Lesson 05 - Binary Search Trees

Binary Search Trees

As I mentioned last lesson, binary search trees, like heaps, are a special type of binary tree. In fact, BSTs are just like heaps, except that instead of parents having larger values than their children, every parent in a BST must have a larger value than its left child and a smaller value than its right child. For the sake of convenience we can decide that a right child can be equal to its parent (right is greater than or equal to), but this is not required.

So how is this structure useful? It turns out that these rules provide an efficient way to store, access, and find comparable values. A subset of BSTs, balanced trees, (which we will talk about later), provide O(log(n)) complexity operations for insertion, removal, and search. Hence, BSTs are used in the implementations of many useful algorithms and data structures, including dictionaries and sorted lists.

A search tree being 'balanced' means that any branch of the tree does not have significantly (i.e. on the scale of O(n)) more nodes than any other.

An example BST:

Note that the parent-child relationship (and being a binary tree) is all that defines a BST. The structure does not necessarily form a complete tree. Unfortunately, this means that BSTs are not trivially representable as arrays, hence most implementations use a linked representation. This means that BST-based implementations of data structures often lose out to array-based ones in allocation-optimized applications.

Insertion/Search

Inserting an element into a simple BST is very straightforward: simply traverse the tree until you find the correct spot for the new value. To do this, start at the root note and compare its value to the value you want to insert. If the new value is smaller than the root, repeat the same process with the left child. If greater, the right child. Continue this process until a child spot is empty, and insert the new node there.

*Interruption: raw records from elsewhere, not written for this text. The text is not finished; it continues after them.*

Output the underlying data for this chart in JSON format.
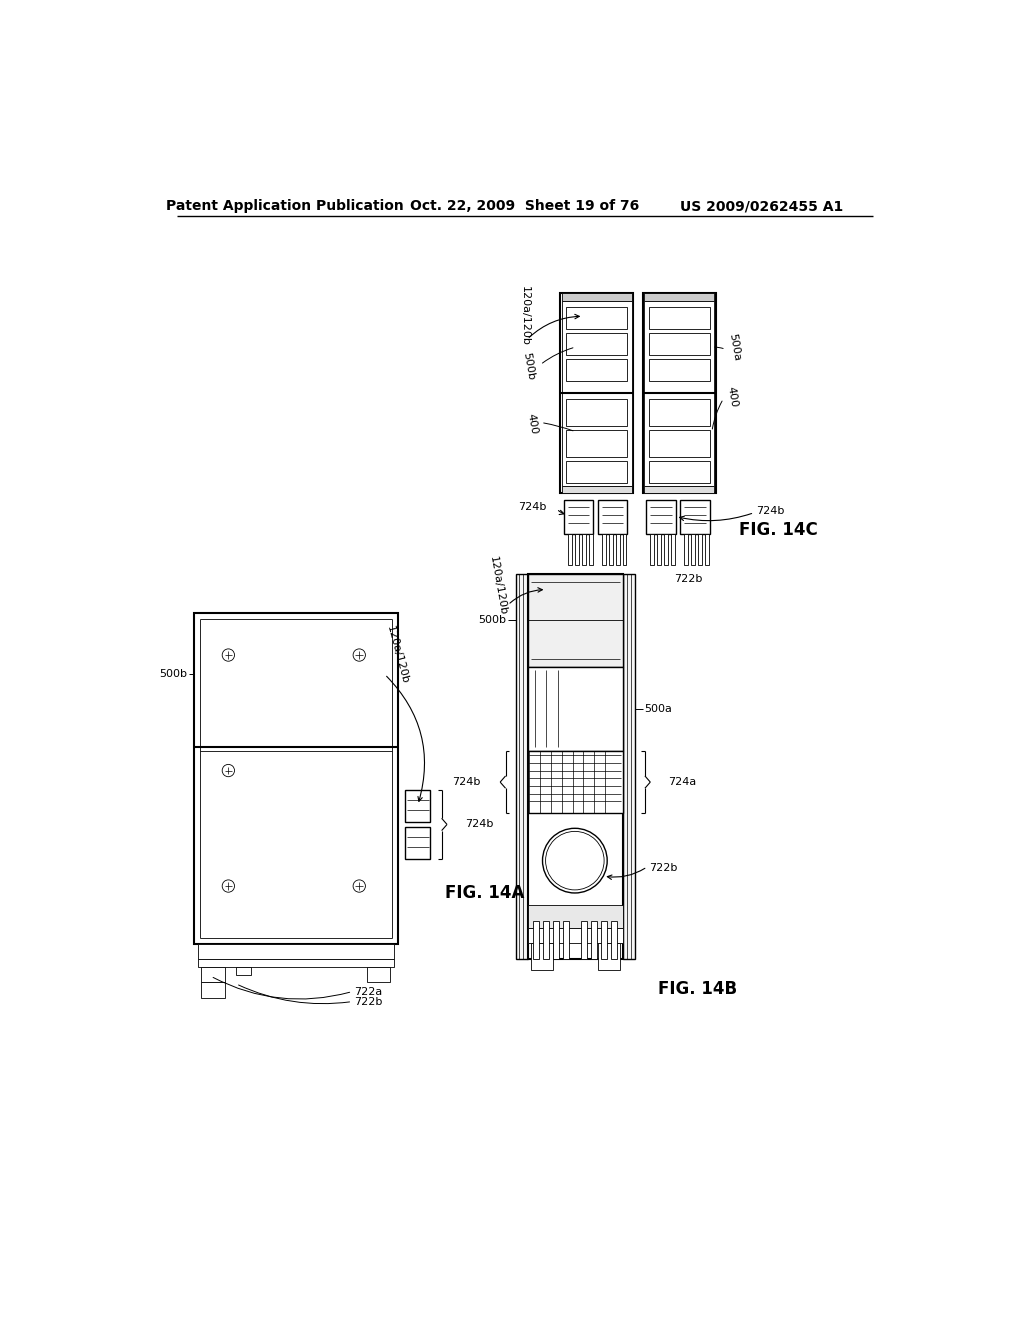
{
  "page_title_left": "Patent Application Publication",
  "page_title_center": "Oct. 22, 2009  Sheet 19 of 76",
  "page_title_right": "US 2009/0262455 A1",
  "fig_14a_label": "FIG. 14A",
  "fig_14b_label": "FIG. 14B",
  "fig_14c_label": "FIG. 14C",
  "bg_color": "#ffffff",
  "line_color": "#000000",
  "lw": 1.0,
  "lw_thin": 0.6,
  "lw_thick": 1.5
}
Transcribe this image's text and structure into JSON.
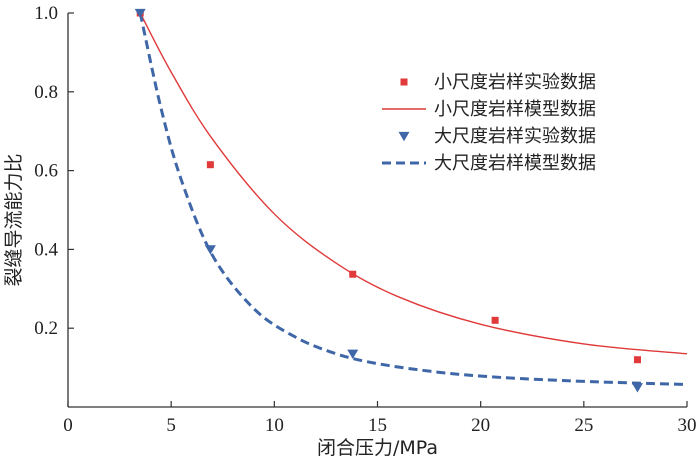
{
  "chart_data": {
    "type": "scatter",
    "xlabel": "闭合压力/MPa",
    "ylabel": "裂缝导流能力比",
    "xlim": [
      0,
      30
    ],
    "ylim": [
      0,
      1.0
    ],
    "x_ticks": [
      0,
      5,
      10,
      15,
      20,
      25,
      30
    ],
    "x_tick_labels": [
      "0",
      "5",
      "10",
      "15",
      "20",
      "25",
      "30"
    ],
    "y_ticks": [
      0.2,
      0.4,
      0.6,
      0.8,
      1.0
    ],
    "y_tick_labels": [
      "0.2",
      "0.4",
      "0.6",
      "0.8",
      "1.0"
    ],
    "grid": false,
    "legend_position": "top-right",
    "series": [
      {
        "name": "小尺度岩样实验数据",
        "kind": "scatter",
        "marker": "square",
        "color": "#e03a3a",
        "x": [
          3.5,
          6.9,
          13.8,
          20.7,
          27.6
        ],
        "y": [
          1.0,
          0.615,
          0.337,
          0.22,
          0.12
        ]
      },
      {
        "name": "小尺度岩样模型数据",
        "kind": "line",
        "line_style": "solid",
        "color": "#e03a3a",
        "x": [
          3.5,
          5,
          7,
          10,
          13,
          16,
          20,
          25,
          30
        ],
        "y": [
          1.0,
          0.85,
          0.68,
          0.49,
          0.365,
          0.28,
          0.21,
          0.16,
          0.135
        ]
      },
      {
        "name": "大尺度岩样实验数据",
        "kind": "scatter",
        "marker": "triangle-down",
        "color": "#3f67a8",
        "x": [
          3.5,
          6.9,
          13.8,
          27.6
        ],
        "y": [
          1.0,
          0.4,
          0.135,
          0.05
        ]
      },
      {
        "name": "大尺度岩样模型数据",
        "kind": "line",
        "line_style": "dashed",
        "color": "#3f67a8",
        "x": [
          3.5,
          4.5,
          5.5,
          7,
          9,
          11,
          13,
          15,
          18,
          21,
          25,
          30
        ],
        "y": [
          1.0,
          0.76,
          0.575,
          0.385,
          0.25,
          0.178,
          0.135,
          0.11,
          0.088,
          0.075,
          0.065,
          0.057
        ]
      }
    ]
  }
}
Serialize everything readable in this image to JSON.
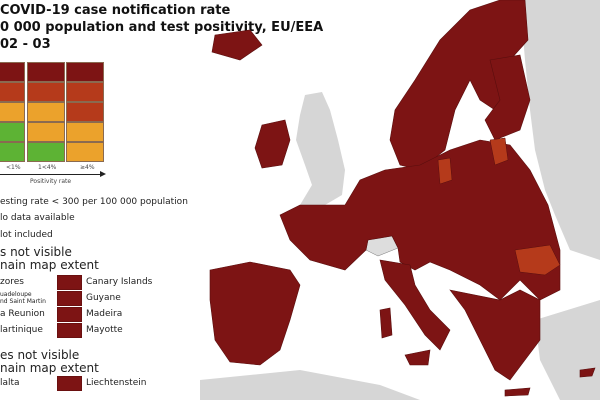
{
  "title": {
    "line1": "COVID-19 case notification rate",
    "line2": "0 000 population and test positivity, EU/EEA",
    "line3": "02 - 03"
  },
  "colors": {
    "dark_red": "#7d1414",
    "red": "#b53a1b",
    "orange": "#eba22c",
    "green": "#5db334",
    "non_eu_land": "#d6d6d6",
    "sea": "#ffffff"
  },
  "matrix": {
    "rows": [
      [
        "dark_red",
        "dark_red",
        "dark_red"
      ],
      [
        "red",
        "red",
        "red"
      ],
      [
        "orange",
        "orange",
        "red"
      ],
      [
        "green",
        "orange",
        "orange"
      ],
      [
        "green",
        "green",
        "orange"
      ]
    ],
    "x_ticks": [
      "<1%",
      "1<4%",
      "≥4%"
    ],
    "x_label": "Positivity rate"
  },
  "legend": {
    "testing_rate": "esting rate < 300 per 100 000 population",
    "no_data": "lo data available",
    "not_included": "lot included",
    "regions_heading_1": "s not visible",
    "regions_heading_2": "nain map extent",
    "regions": [
      {
        "left": "zores",
        "right": "Canary Islands"
      },
      {
        "left": "uadeloupe\nnd Saint Martin",
        "right": "Guyane"
      },
      {
        "left": "a Reunion",
        "right": "Madeira"
      },
      {
        "left": "lartinique",
        "right": "Mayotte"
      }
    ],
    "countries_heading_1": "es not visible",
    "countries_heading_2": "nain map extent",
    "countries": [
      {
        "left": "lalta",
        "right": "Liechtenstein"
      }
    ]
  },
  "map": {
    "default_category": "dark_red",
    "highlighted_regions_category": "red"
  }
}
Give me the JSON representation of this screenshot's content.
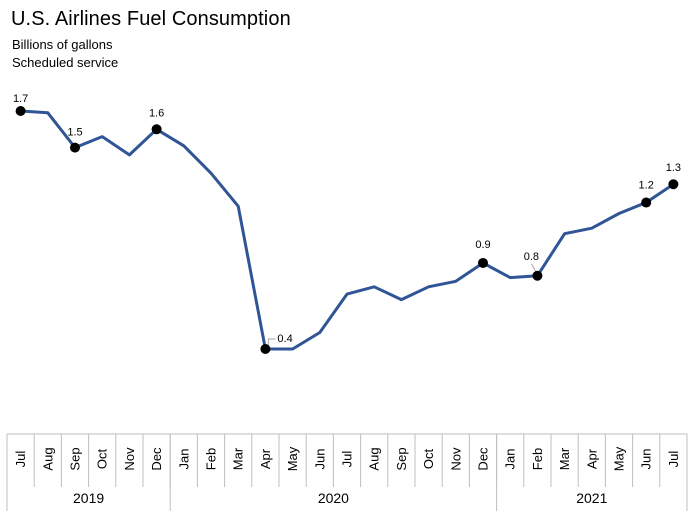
{
  "chart_data": {
    "type": "line",
    "title": "U.S. Airlines Fuel Consumption",
    "subtitles": [
      "Billions of gallons",
      "Scheduled service"
    ],
    "x": [
      "Jul",
      "Aug",
      "Sep",
      "Oct",
      "Nov",
      "Dec",
      "Jan",
      "Feb",
      "Mar",
      "Apr",
      "May",
      "Jun",
      "Jul",
      "Aug",
      "Sep",
      "Oct",
      "Nov",
      "Dec",
      "Jan",
      "Feb",
      "Mar",
      "Apr",
      "May",
      "Jun",
      "Jul"
    ],
    "year_groups": [
      {
        "label": "2019",
        "count": 6
      },
      {
        "label": "2020",
        "count": 12
      },
      {
        "label": "2021",
        "count": 7
      }
    ],
    "series": [
      {
        "values": [
          1.7,
          1.69,
          1.5,
          1.56,
          1.46,
          1.6,
          1.51,
          1.36,
          1.18,
          0.4,
          0.4,
          0.49,
          0.7,
          0.74,
          0.67,
          0.74,
          0.77,
          0.87,
          0.79,
          0.8,
          1.03,
          1.06,
          1.14,
          1.2,
          1.3
        ],
        "labeled_points": [
          {
            "index": 0,
            "label": "1.7"
          },
          {
            "index": 2,
            "label": "1.5"
          },
          {
            "index": 5,
            "label": "1.6"
          },
          {
            "index": 9,
            "label": "0.4"
          },
          {
            "index": 17,
            "label": "0.9"
          },
          {
            "index": 19,
            "label": "0.8"
          },
          {
            "index": 23,
            "label": "1.2"
          },
          {
            "index": 24,
            "label": "1.3"
          }
        ]
      }
    ],
    "grid": false,
    "legend": "none",
    "line_color": "#2F5597",
    "marker_color": "#000000"
  }
}
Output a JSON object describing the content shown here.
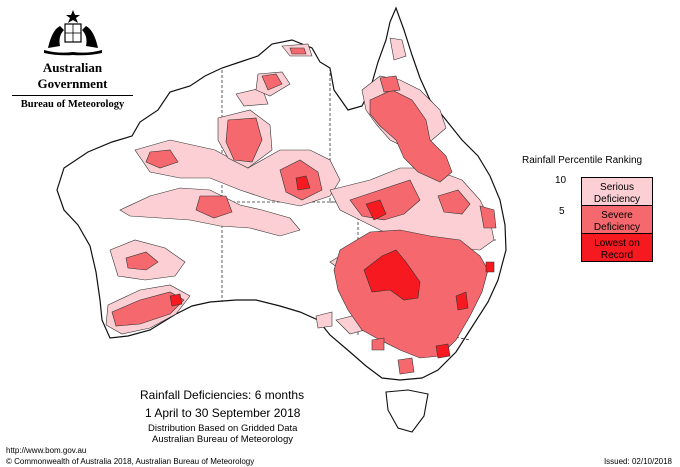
{
  "header": {
    "government": "Australian Government",
    "bureau": "Bureau of Meteorology"
  },
  "legend": {
    "title": "Rainfall Percentile Ranking",
    "ticks": [
      "10",
      "5"
    ],
    "categories": [
      {
        "label_line1": "Serious",
        "label_line2": "Deficiency",
        "color": "#fbcfd3"
      },
      {
        "label_line1": "Severe",
        "label_line2": "Deficiency",
        "color": "#f5696e"
      },
      {
        "label_line1": "Lowest on",
        "label_line2": "Record",
        "color": "#f6191f"
      }
    ]
  },
  "map": {
    "title": "Rainfall Deficiencies: 6 months",
    "period": "1 April to 30 September 2018",
    "note1": "Distribution Based on Gridded Data",
    "note2": "Australian Bureau of Meteorology"
  },
  "footer": {
    "url": "http://www.bom.gov.au",
    "copyright": "© Commonwealth of Australia 2018, Australian Bureau of Meteorology",
    "issued": "Issued: 02/10/2018"
  },
  "colors": {
    "serious": "#fbcfd3",
    "severe": "#f5696e",
    "record": "#f6191f",
    "outline": "#111111"
  }
}
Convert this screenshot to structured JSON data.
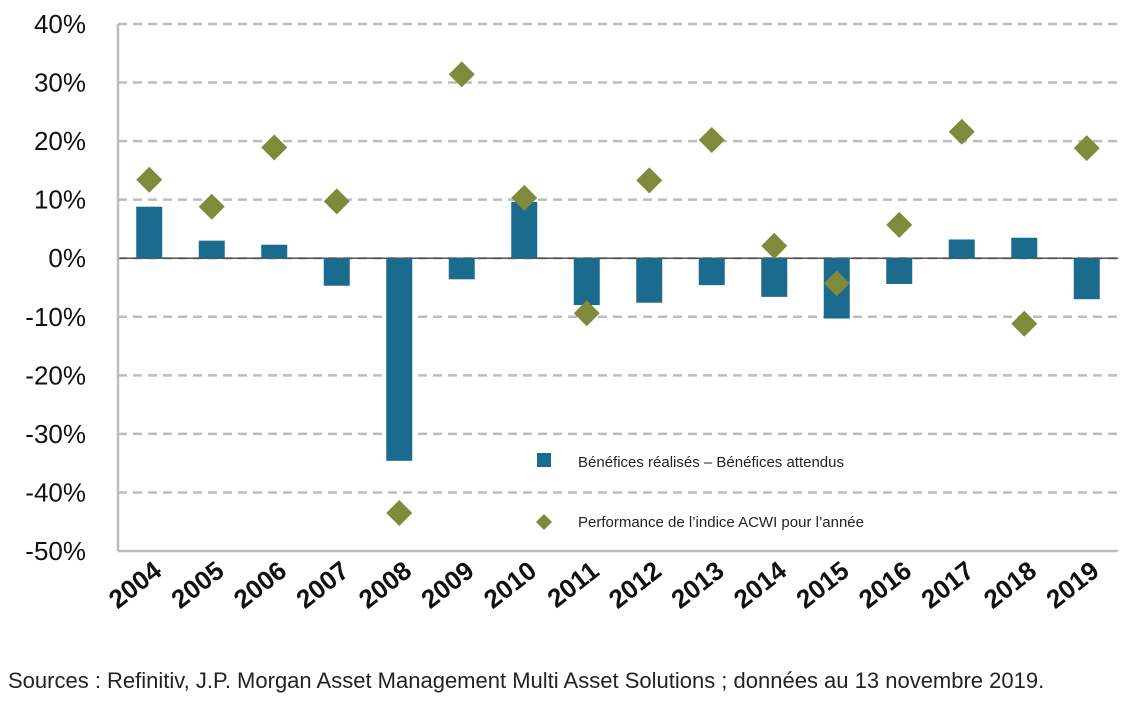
{
  "chart_data": {
    "type": "bar",
    "categories": [
      "2004",
      "2005",
      "2006",
      "2007",
      "2008",
      "2009",
      "2010",
      "2011",
      "2012",
      "2013",
      "2014",
      "2015",
      "2016",
      "2017",
      "2018",
      "2019"
    ],
    "series": [
      {
        "name": "Bénéfices réalisés – Bénéfices attendus",
        "kind": "bar",
        "color": "#1a6b8e",
        "values": [
          8.8,
          3.0,
          2.3,
          -4.7,
          -34.6,
          -3.6,
          9.6,
          -8.0,
          -7.6,
          -4.6,
          -6.6,
          -10.3,
          -4.4,
          3.2,
          3.5,
          -7.0
        ]
      },
      {
        "name": "Performance de l’indice ACWI pour l’année",
        "kind": "scatter",
        "marker": "diamond",
        "color": "#7f8b3a",
        "values": [
          13.4,
          8.8,
          18.9,
          9.7,
          -43.5,
          31.4,
          10.3,
          -9.4,
          13.3,
          20.2,
          2.1,
          -4.3,
          5.7,
          21.6,
          -11.2,
          18.8
        ]
      }
    ],
    "yticks": [
      "40%",
      "30%",
      "20%",
      "10%",
      "0%",
      "-10%",
      "-20%",
      "-30%",
      "-40%",
      "-50%"
    ],
    "ylim": [
      -50,
      40
    ],
    "grid": "horizontal dashed",
    "legend_position": "lower-right inside plot",
    "title": "",
    "xlabel": "",
    "ylabel": ""
  },
  "footer": {
    "source": "Sources : Refinitiv, J.P. Morgan Asset Management Multi Asset Solutions ; données au 13 novembre 2019."
  }
}
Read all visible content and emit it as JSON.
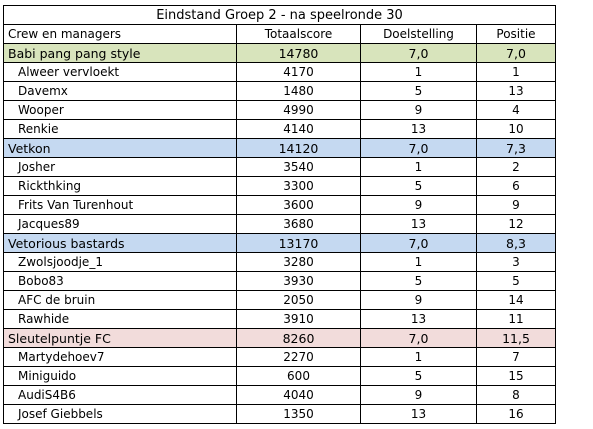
{
  "title": "Eindstand Groep 2  - na speelronde 30",
  "header": {
    "name": "Crew en managers",
    "score": "Totaalscore",
    "goal": "Doelstelling",
    "position": "Positie"
  },
  "teams": [
    {
      "name": "Babi pang pang style",
      "score": "14780",
      "goal": "7,0",
      "position": "7,0",
      "color": "#d8e4bc",
      "players": [
        {
          "name": "Alweer vervloekt",
          "score": "4170",
          "goal": "1",
          "position": "1"
        },
        {
          "name": "Davemx",
          "score": "1480",
          "goal": "5",
          "position": "13"
        },
        {
          "name": "Wooper",
          "score": "4990",
          "goal": "9",
          "position": "4"
        },
        {
          "name": "Renkie",
          "score": "4140",
          "goal": "13",
          "position": "10"
        }
      ]
    },
    {
      "name": "Vetkon",
      "score": "14120",
      "goal": "7,0",
      "position": "7,3",
      "color": "#c5d9f1",
      "players": [
        {
          "name": "Josher",
          "score": "3540",
          "goal": "1",
          "position": "2"
        },
        {
          "name": "Rickthking",
          "score": "3300",
          "goal": "5",
          "position": "6"
        },
        {
          "name": "Frits Van Turenhout",
          "score": "3600",
          "goal": "9",
          "position": "9"
        },
        {
          "name": "Jacques89",
          "score": "3680",
          "goal": "13",
          "position": "12"
        }
      ]
    },
    {
      "name": "Vetorious bastards",
      "score": "13170",
      "goal": "7,0",
      "position": "8,3",
      "color": "#c5d9f1",
      "players": [
        {
          "name": "Zwolsjoodje_1",
          "score": "3280",
          "goal": "1",
          "position": "3"
        },
        {
          "name": "Bobo83",
          "score": "3930",
          "goal": "5",
          "position": "5"
        },
        {
          "name": "AFC de bruin",
          "score": "2050",
          "goal": "9",
          "position": "14"
        },
        {
          "name": "Rawhide",
          "score": "3910",
          "goal": "13",
          "position": "11"
        }
      ]
    },
    {
      "name": "Sleutelpuntje FC",
      "score": "8260",
      "goal": "7,0",
      "position": "11,5",
      "color": "#f2dcdb",
      "players": [
        {
          "name": "Martydehoev7",
          "score": "2270",
          "goal": "1",
          "position": "7"
        },
        {
          "name": "Miniguido",
          "score": "600",
          "goal": "5",
          "position": "15"
        },
        {
          "name": "AudiS4B6",
          "score": "4040",
          "goal": "9",
          "position": "8"
        },
        {
          "name": "Josef Giebbels",
          "score": "1350",
          "goal": "13",
          "position": "16"
        }
      ]
    }
  ]
}
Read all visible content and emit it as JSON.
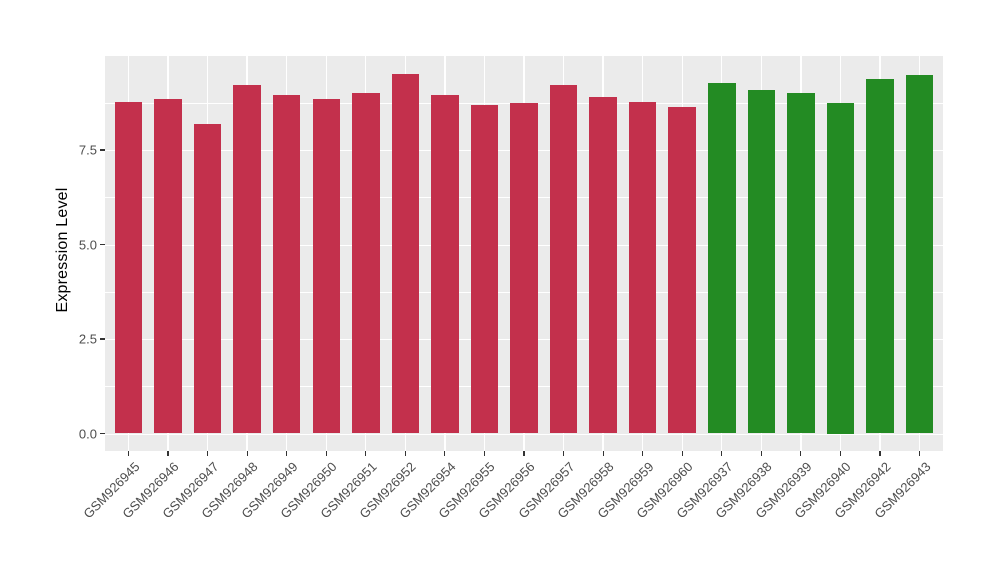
{
  "style": {
    "background": "#FFFFFF",
    "panel_background": "#EBEBEB",
    "grid_color": "#FFFFFF",
    "axis_text_color": "#4D4D4D",
    "axis_title_color": "#000000",
    "tick_mark_color": "#333333",
    "bar_color_left_group": "#C3304C",
    "bar_color_right_group": "#238B23"
  },
  "chart_data": {
    "type": "bar",
    "title": "",
    "xlabel": "",
    "ylabel": "Expression Level",
    "legend": "none",
    "grid": "white major and minor gridlines on grey panel",
    "ylim": [
      0,
      9.98
    ],
    "yticks": [
      0.0,
      2.5,
      5.0,
      7.5
    ],
    "ytick_labels": [
      "0.0",
      "2.5",
      "5.0",
      "7.5"
    ],
    "minor_yticks": [
      1.25,
      3.75,
      6.25,
      8.75
    ],
    "x_tick_rotation_deg": 45,
    "categories": [
      "GSM926945",
      "GSM926946",
      "GSM926947",
      "GSM926948",
      "GSM926949",
      "GSM926950",
      "GSM926951",
      "GSM926952",
      "GSM926954",
      "GSM926955",
      "GSM926956",
      "GSM926957",
      "GSM926958",
      "GSM926959",
      "GSM926960",
      "GSM926937",
      "GSM926938",
      "GSM926939",
      "GSM926940",
      "GSM926942",
      "GSM926943"
    ],
    "values": [
      8.76,
      8.84,
      8.2,
      9.23,
      8.95,
      8.84,
      9.0,
      9.5,
      8.95,
      8.68,
      8.74,
      9.23,
      8.9,
      8.78,
      8.65,
      9.27,
      9.09,
      9.0,
      8.75,
      9.37,
      9.48
    ],
    "colors": [
      "#C3304C",
      "#C3304C",
      "#C3304C",
      "#C3304C",
      "#C3304C",
      "#C3304C",
      "#C3304C",
      "#C3304C",
      "#C3304C",
      "#C3304C",
      "#C3304C",
      "#C3304C",
      "#C3304C",
      "#C3304C",
      "#C3304C",
      "#238B23",
      "#238B23",
      "#238B23",
      "#238B23",
      "#238B23",
      "#238B23"
    ]
  }
}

The exact same process is used to search for an element in the tree. However, instead of traversing the tree until you find an empty spot, traverse until you've found the element. If you end up at an empty child, you know that the element you're searching for is not in the tree.

Assuming the tree is balanced, adding or searching for an element will take O(log(n)) time, as the number of comparisons is a function of the number of levels in the tree, which is logarithmically related to the number of nodes. (A binary tree with N levels has at most 2^N nodes.)

However, if the tree is not balanced, these operations may take up to O(n) time. For example, if values were inserted into the tree in ascending order, the structure would end up being a single line of nodes with a right child. Balanced trees prevent this.

Traversal

The tree traversal algorithms discussed in the last lesson are very relevant here. I mentioned that inorder traversal would become more useful in this lesson: that's because an inorder traversal of a BST will traverse the elements in sorted order. This makes sense if you think about it: for each node, all values lesser than it are printed, then the value itself, then all values greater than it.

Here's an example:

Pre-and-postorder traversals are still useful for some algorithms (for example, deleting the tree), but inorder tends to be the most useful.

All traversals are, of course, O(n) complexity, as they must visit every node once.

Deletion

As with heaps, deletion is somewhat more complicated than insertion, because it's difficult to determine how to replace a node that you want to remove. The algorithm is as follows:

Find the node you want to remove by descending the tree (same as adding a node).
If the node is a leaf, delete it (don't forget to set its parent's child to NULL).
Swap the node with its inorder successor. This is the leftmost child of the to-be-removed node's right child.
Repeat from step 2 with the successor node.

We use the inorder successor to swap with because we know that that value will maintain the validity of the BST. This is, of course, because it is the smallest value in the tree that is larger than the removed value. Because the value comes from the right subtree, we know that it will be greater than the node's left child. And because it is the leftmost node in the right subtree, we know that it will be less than all the other values in the right subtree. Hence, moving it to the current node will maintain the validity of the tree.

Removing 25 from the example:

Deletion is also O(log(n)) complexity on a balanced tree, as the iterations needed to find a leaf node to remove is a function of the number of levels in the tree. Of course, if the tree is unbalanced this may also decay to O(n).